Droge: Gelsemii rhizoma (syn. Radix Anonymos, Radix Gelsemii sempervirentis, Rhizoma Gelsemii); Gelsemiumwurzelstock, der getrocknete Wurzelstock mit den Wurzeln. Die Droge ist sehr stark giftig! Inh.: monoterpenoide Indolalkaloide (Gelsemin vgl. Formel, Gelsevirin, 21-Oxogelsemin, Gelsemicin, Gelsedin, 14-Hydroxygelsemicin, 14-Hydroxygelsedin, Semperviridin), Phenole (Hydrochinon, Emodinmonomethylether, β-Naphthol, Pyrogallol), äther. Öl (bis ca. 0,5 %). Anw.: in der Volksheilkunde bei Hämorrhoidal- und Uterusblutungen, bei Unruhezuständen, Krämpfen, Fieber, Neuralgien, Zahnschmerzen, Rheuma, akuten Entzündungen der Lunge, Keuchhusten.

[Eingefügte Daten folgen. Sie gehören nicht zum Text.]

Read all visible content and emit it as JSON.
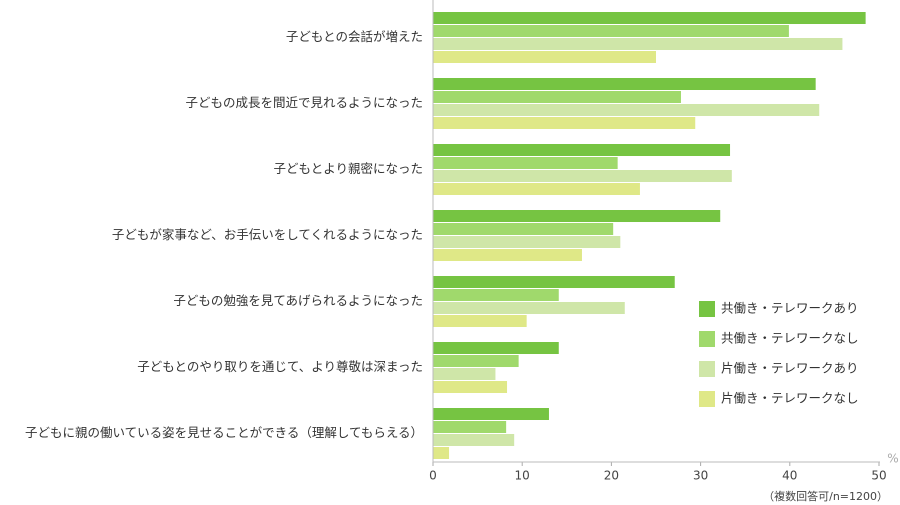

Tox.: Ausgelöst durch die Alkaloide Gelsemin und Gelsemicin kommt es nach Schwindel, Schluckbeschwerden, Zittern, Muskelstarre bei hohen Dosen zum Tode durch Atemlähmung.
Hom.: 1. Gelsemium sempervirens (Gelsemium) HAB1; die frischen unterirdischen Teile. Anw.-Geb.: Kopfschmerzen, nervöse Störungen, Infektionskrankheiten, Lähmungen, Krampfleiden. 2. Gelsemium sempervirens, äthanol. Decoctum HAB1, die frischen unterirdischen Teile. Anw.-Geb.: anthroposophische Therapierichtung.
Histor.: Bei den Othomi-Indianern wird die Droge seit langer Zeit zur Bereitung eines Gifttranks ("Bebo-sito"= gläserner Sarg) für Gottesurteile oder Racheakte eingesetzt. Durch die davon hervorgerufenen curareähnlichen Lähmungen ist das Opfer bewegungsunfähig, aber bei vollem Bewußtsein. Der Gattungsname Gelsemium ist die ältere Bezeichnung für Jasmin. Die Pflanze erhielt den Namen nach den jasminähnlichen, duftenden Blättern; sempervirens = immergrün.